Kathleen Wells:And then there will be subsequent damages, because with the dispersants we are seeing personal injury damages -- health concerns.

Mike Papantonio:Riki Ott has incredible history of data. I was with him yesterday. The stories he tells are just phenomenal. It's serious. So, yeah, that's a whole different claim.

Kathleen Wells:Are you in Louisiana right now?

Mike Papantonio:I'm in Pensacola right now, and it's certainly not as affected as Louisiana, but from a tourist's standpoint, this area is dead -- the harm has already been done. We have tar balls already coming up on the beach. We have total slick that is three or four miles off shore. Everything is there [so] that a family in Topeka is not going to say: "Hey, kids, let's load up the station wagon and go to Pensacola."

Kathleen Wells:President Obama, in his speech, characterized BP's conduct as reckless. Do you think that characterization is accurate?

Mike Papantonio:I think it was kind. It's criminal! Listen, we are so upside down in the way we view this picture. This is a company that already has a history of being a felon they killed 15 people over in Texas City; they pled the felonies. Shortly after that, they had to plead to a $350-million fine for price-fixing.

They are in business with a company that had to plead to a $500-million fine for bribery, a company that the GAO looked at, which is Halliburton, a company that the GAO determined overcharged taxpayers by $5 billion -- a company, that allowed supervisory employees to rape and sodomize a 20-year-old employee and lock her up in a container for 24 hours so she couldn't tell her story.

These are the people we are dealing with.

So, when I use the word criminal, a reporter that is not used to dealing with corporations like this, their first reaction is: That's an odd characterization. But I deal with them all the time and I deal with corporations that aren't criminal.

This is a criminal corporation. They are sociopaths in the way they view the world. They are predatory, and the President was very kind to them when he merely called them reckless. They are well beyond reckless.

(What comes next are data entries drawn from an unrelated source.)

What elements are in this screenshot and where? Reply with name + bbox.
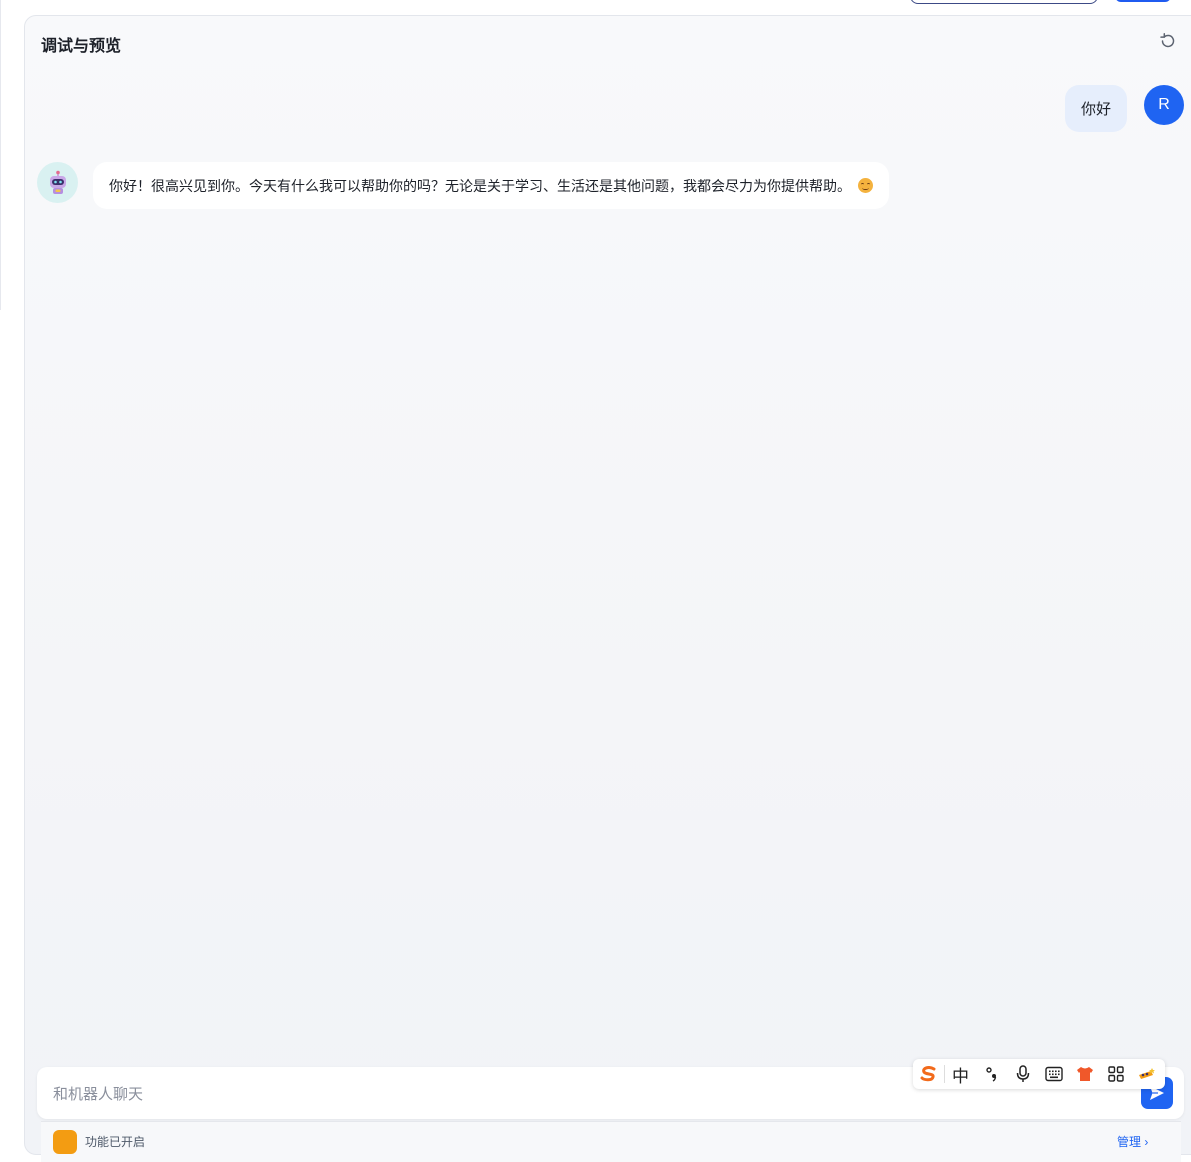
skin-icon[interactable] <box>1069 1059 1100 1089</box>
punctuation-icon[interactable] <box>976 1059 1007 1089</box>
sogou-logo-icon[interactable] <box>913 1059 944 1089</box>
plugin-icon <box>53 1130 77 1154</box>
top-primary-button[interactable] <box>1115 0 1171 2</box>
more-icon[interactable] <box>1131 1059 1162 1089</box>
robot-icon <box>37 162 78 203</box>
ime-toolbar: 中 <box>913 1059 1165 1089</box>
plugin-label: 功能已开启 <box>85 1135 146 1149</box>
user-avatar: R <box>1144 85 1184 125</box>
panel-title: 调试与预览 <box>41 38 122 55</box>
refresh-icon[interactable] <box>1158 31 1178 51</box>
top-outline-button[interactable] <box>910 0 1098 4</box>
grid-icon[interactable] <box>1100 1059 1131 1089</box>
left-sidebar-edge <box>0 0 1 310</box>
chinese-mode-toggle[interactable]: 中 <box>945 1059 976 1089</box>
user-message-bubble: 你好 <box>1064 85 1127 132</box>
bot-message-text: 你好！很高兴见到你。今天有什么我可以帮助你的吗？无论是关于学习、生活还是其他问题… <box>109 177 851 194</box>
chat-input[interactable] <box>51 1083 855 1105</box>
user-message-text: 你好 <box>1080 101 1111 118</box>
user-avatar-letter: R <box>1158 96 1170 113</box>
debug-preview-panel: 调试与预览 你好 R 你好！很高兴见到你。今天有什么我可以帮助你的吗？无论是关于… <box>24 15 1191 1162</box>
manage-link[interactable]: 管理 › <box>1117 1133 1148 1150</box>
smile-emoji-icon <box>858 178 873 193</box>
bot-message-bubble: 你好！很高兴见到你。今天有什么我可以帮助你的吗？无论是关于学习、生活还是其他问题… <box>93 162 889 209</box>
keyboard-icon[interactable] <box>1038 1059 1069 1089</box>
plugin-bar: 功能已开启 管理 › <box>41 1121 1181 1162</box>
microphone-icon[interactable] <box>1007 1059 1038 1089</box>
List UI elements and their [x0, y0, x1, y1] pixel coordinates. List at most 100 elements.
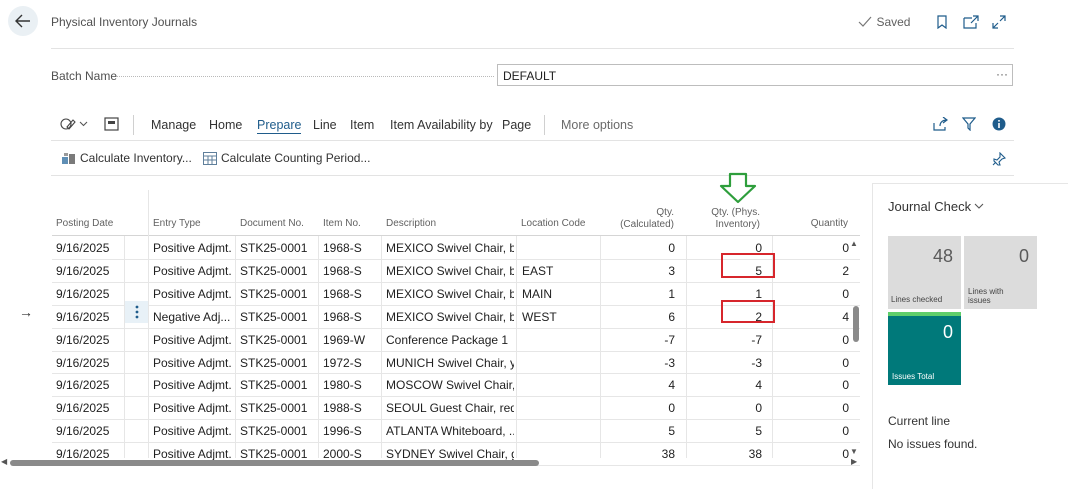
cell-item[interactable]: 1988-S [323, 401, 379, 415]
cell-type[interactable]: Positive Adjmt. [153, 447, 233, 461]
cell-desc[interactable]: MEXICO Swivel Chair, bl... [386, 310, 514, 324]
cell-phys[interactable]: 5 [690, 424, 762, 438]
scroll-down-icon[interactable]: ▼ [850, 447, 858, 456]
horizontal-scrollbar-thumb[interactable] [10, 460, 539, 466]
cell-qty[interactable]: 0 [790, 333, 849, 347]
cell-qty[interactable]: 4 [790, 310, 849, 324]
cell-item[interactable]: 1996-S [323, 424, 379, 438]
cell-date[interactable]: 9/16/2025 [56, 356, 122, 370]
cell-item[interactable]: 1968-S [323, 241, 379, 255]
col-header-qty-phys-inventory[interactable]: Qty. (Phys. Inventory) [690, 207, 760, 231]
col-header-entry-type[interactable]: Entry Type [153, 218, 201, 230]
cell-qty[interactable]: 0 [790, 378, 849, 392]
cell-doc[interactable]: STK25-0001 [240, 356, 316, 370]
tile-lines-with-issues[interactable]: 0 Lines with issues [964, 236, 1037, 309]
cell-calc[interactable]: -3 [604, 356, 675, 370]
cell-desc[interactable]: SYDNEY Swivel Chair, gr... [386, 447, 514, 461]
cell-calc[interactable]: 38 [604, 447, 675, 461]
cell-type[interactable]: Positive Adjmt. [153, 264, 233, 278]
cell-qty[interactable]: 0 [790, 356, 849, 370]
cell-type[interactable]: Positive Adjmt. [153, 401, 233, 415]
table-row[interactable]: 9/16/2025 Positive Adjmt. STK25-0001 1972-S… [0, 351, 860, 374]
bookmark-button[interactable] [933, 13, 951, 31]
table-row[interactable]: 9/16/2025 Positive Adjmt. STK25-0001 1988-S… [0, 396, 860, 419]
col-header-description[interactable]: Description [386, 218, 436, 230]
cell-desc[interactable]: MEXICO Swivel Chair, bl... [386, 264, 514, 278]
cell-doc[interactable]: STK25-0001 [240, 424, 316, 438]
menu-item-availability-by[interactable]: Item Availability by [390, 118, 493, 132]
cell-calc[interactable]: -7 [604, 333, 675, 347]
col-header-item-no[interactable]: Item No. [323, 218, 361, 230]
cell-date[interactable]: 9/16/2025 [56, 241, 122, 255]
cell-loc[interactable]: WEST [522, 310, 598, 324]
col-header-document-no[interactable]: Document No. [240, 218, 304, 230]
cell-phys[interactable]: 0 [690, 401, 762, 415]
menu-line[interactable]: Line [313, 118, 337, 132]
pin-action-button[interactable] [992, 151, 1007, 171]
cell-date[interactable]: 9/16/2025 [56, 424, 122, 438]
calculate-inventory-button[interactable]: Calculate Inventory... [61, 151, 192, 165]
edit-mode-button[interactable] [60, 116, 88, 132]
more-options-button[interactable]: More options [561, 118, 633, 132]
cell-doc[interactable]: STK25-0001 [240, 264, 316, 278]
cell-date[interactable]: 9/16/2025 [56, 287, 122, 301]
col-header-posting-date[interactable]: Posting Date [56, 218, 113, 230]
menu-page[interactable]: Page [502, 118, 531, 132]
cell-doc[interactable]: STK25-0001 [240, 333, 316, 347]
vertical-scrollbar-thumb[interactable] [853, 306, 859, 342]
cell-date[interactable]: 9/16/2025 [56, 310, 122, 324]
batch-name-field[interactable] [497, 64, 1013, 86]
cell-phys[interactable]: -7 [690, 333, 762, 347]
batch-name-lookup-button[interactable]: ··· [996, 67, 1008, 81]
menu-home[interactable]: Home [209, 118, 242, 132]
cell-desc[interactable]: Conference Package 1 [386, 333, 514, 347]
cell-desc[interactable]: MUNICH Swivel Chair, y... [386, 356, 514, 370]
cell-qty[interactable]: 2 [790, 264, 849, 278]
share-button[interactable] [933, 116, 948, 136]
cell-type[interactable]: Positive Adjmt. [153, 241, 233, 255]
cell-date[interactable]: 9/16/2025 [56, 401, 122, 415]
menu-item[interactable]: Item [350, 118, 374, 132]
col-header-location-code[interactable]: Location Code [521, 218, 586, 230]
table-row[interactable]: 9/16/2025 Positive Adjmt. STK25-0001 1980-S… [0, 373, 860, 396]
col-header-quantity[interactable]: Quantity [790, 218, 848, 230]
cell-desc[interactable]: SEOUL Guest Chair, red [386, 401, 514, 415]
cell-phys[interactable]: 1 [690, 287, 762, 301]
journal-check-header[interactable]: Journal Check [888, 199, 984, 214]
cell-doc[interactable]: STK25-0001 [240, 310, 316, 324]
cell-type[interactable]: Positive Adjmt. [153, 378, 233, 392]
table-row[interactable]: 9/16/2025 Positive Adjmt. STK25-0001 1969-W… [0, 328, 860, 351]
menu-manage[interactable]: Manage [151, 118, 196, 132]
cell-qty[interactable]: 0 [790, 241, 849, 255]
back-button[interactable] [8, 6, 38, 36]
cell-date[interactable]: 9/16/2025 [56, 333, 122, 347]
cell-type[interactable]: Positive Adjmt. [153, 287, 233, 301]
cell-desc[interactable]: MEXICO Swivel Chair, bl... [386, 241, 514, 255]
filter-button[interactable] [961, 117, 977, 136]
cell-doc[interactable]: STK25-0001 [240, 241, 316, 255]
expand-button[interactable] [990, 13, 1008, 31]
cell-calc[interactable]: 0 [604, 241, 675, 255]
menu-prepare[interactable]: Prepare [257, 118, 302, 134]
cell-doc[interactable]: STK25-0001 [240, 401, 316, 415]
cell-item[interactable]: 2000-S [323, 447, 379, 461]
cell-calc[interactable]: 5 [604, 424, 675, 438]
cell-calc[interactable]: 6 [604, 310, 675, 324]
cell-date[interactable]: 9/16/2025 [56, 264, 122, 278]
cell-qty[interactable]: 0 [790, 424, 849, 438]
table-row[interactable]: 9/16/2025 Positive Adjmt. STK25-0001 1996-S… [0, 419, 860, 442]
cell-date[interactable]: 9/16/2025 [56, 378, 122, 392]
tile-lines-checked[interactable]: 48 Lines checked [888, 236, 961, 309]
cell-doc[interactable]: STK25-0001 [240, 378, 316, 392]
cell-item[interactable]: 1968-S [323, 287, 379, 301]
open-new-window-button[interactable] [962, 13, 980, 31]
cell-item[interactable]: 1968-S [323, 264, 379, 278]
cell-item[interactable]: 1969-W [323, 333, 379, 347]
cell-loc[interactable]: MAIN [522, 287, 598, 301]
cell-qty[interactable]: 0 [790, 401, 849, 415]
col-header-qty-calculated[interactable]: Qty. (Calculated) [604, 207, 674, 231]
cell-item[interactable]: 1968-S [323, 310, 379, 324]
cell-calc[interactable]: 4 [604, 378, 675, 392]
cell-phys[interactable]: -3 [690, 356, 762, 370]
cell-type[interactable]: Positive Adjmt. [153, 424, 233, 438]
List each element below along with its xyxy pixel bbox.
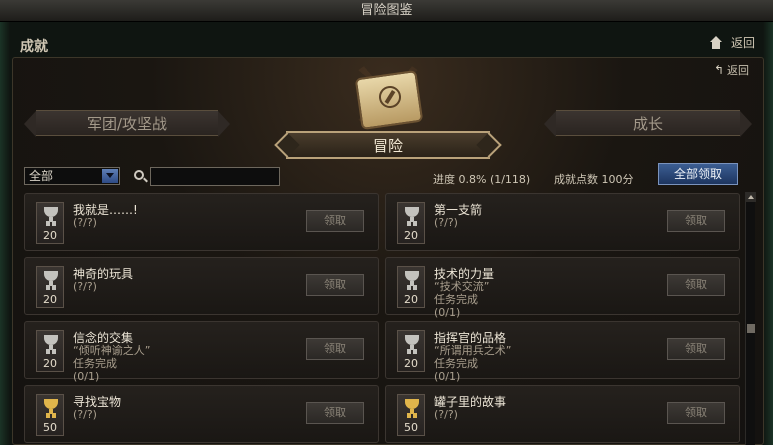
achievement-detail-line: (?/?): [434, 408, 458, 421]
tab-adventure[interactable]: 冒险: [286, 131, 490, 159]
achievement-points-value: 20: [43, 293, 57, 306]
category-select[interactable]: 全部: [24, 167, 120, 185]
achievement-badge: 20: [36, 330, 64, 372]
trophy-icon: [44, 271, 58, 286]
achievement-points-value: 50: [404, 421, 418, 434]
section-title: 成就: [20, 39, 48, 55]
trophy-icon: [405, 399, 419, 414]
claim-button[interactable]: 领取: [667, 210, 725, 232]
panel-back-label: 返回: [727, 64, 749, 77]
achievement-detail: “所谓用兵之术” 任务完成 (0/1): [434, 344, 511, 383]
trophy-icon: [405, 335, 419, 350]
claim-button[interactable]: 领取: [306, 338, 364, 360]
claim-button[interactable]: 领取: [667, 402, 725, 424]
claim-button[interactable]: 领取: [667, 338, 725, 360]
achievement-detail: “技术交流” 任务完成 (0/1): [434, 280, 489, 319]
search-input[interactable]: [150, 167, 280, 186]
chevron-down-icon[interactable]: [102, 169, 118, 183]
achievement-detail-line: (0/1): [434, 370, 461, 383]
achievement-detail-line: (?/?): [73, 280, 97, 293]
achievement-card: 20 我就是……! (?/?) 领取: [24, 193, 379, 251]
achievement-points-value: 50: [43, 421, 57, 434]
window-title: 冒险图鉴: [0, 0, 773, 22]
achievement-detail-line: 任务完成: [434, 293, 478, 306]
achievement-points-value: 20: [43, 357, 57, 370]
achievement-detail-line: (0/1): [434, 306, 461, 319]
back-link[interactable]: 返回: [731, 34, 755, 51]
achievement-card: 50 罐子里的故事 (?/?) 领取: [385, 385, 740, 443]
claim-button[interactable]: 领取: [306, 210, 364, 232]
achievement-badge: 50: [397, 394, 425, 436]
tab-growth[interactable]: 成长: [544, 110, 752, 137]
achievement-detail-line: (0/1): [73, 370, 100, 383]
achievement-badge: 20: [36, 202, 64, 244]
achievement-card: 20 技术的力量 “技术交流” 任务完成 (0/1) 领取: [385, 257, 740, 319]
trophy-icon: [44, 335, 58, 350]
top-nav: 返回: [709, 34, 755, 51]
achievement-detail-line: 任务完成: [73, 357, 117, 370]
achievement-badge: 20: [36, 266, 64, 308]
scroll-emblem-icon: [338, 60, 438, 131]
achievement-detail: “倾听神谕之人” 任务完成 (0/1): [73, 344, 150, 383]
achievement-badge: 50: [36, 394, 64, 436]
panel-back-link[interactable]: ↰ 返回: [714, 62, 749, 78]
achievement-detail: (?/?): [73, 216, 97, 229]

Kathleen Wells:But will they face criminal responsibility/liability?

Mike Papantonio:If they don't, it will be a travesty. We throw people in jail for carrying around five ounces of marijuana, and they can go to jail in excess of a year. And here, we've killed 11 people, and for the people responsible not to go to prison will be a travesty of justice.

Simply because they are dressed up in an Armani suit and expensive shoes and a silk tie doesn't mean they are not criminals. It simply means we see them differently: They are not in an L.A. hood; they look different; they look like business people.

I've been in courtrooms with many corporations like this, and I've been in courtrooms with corporations that don't function like this: They are not sociopaths; they are not predatory; they are simply negligent.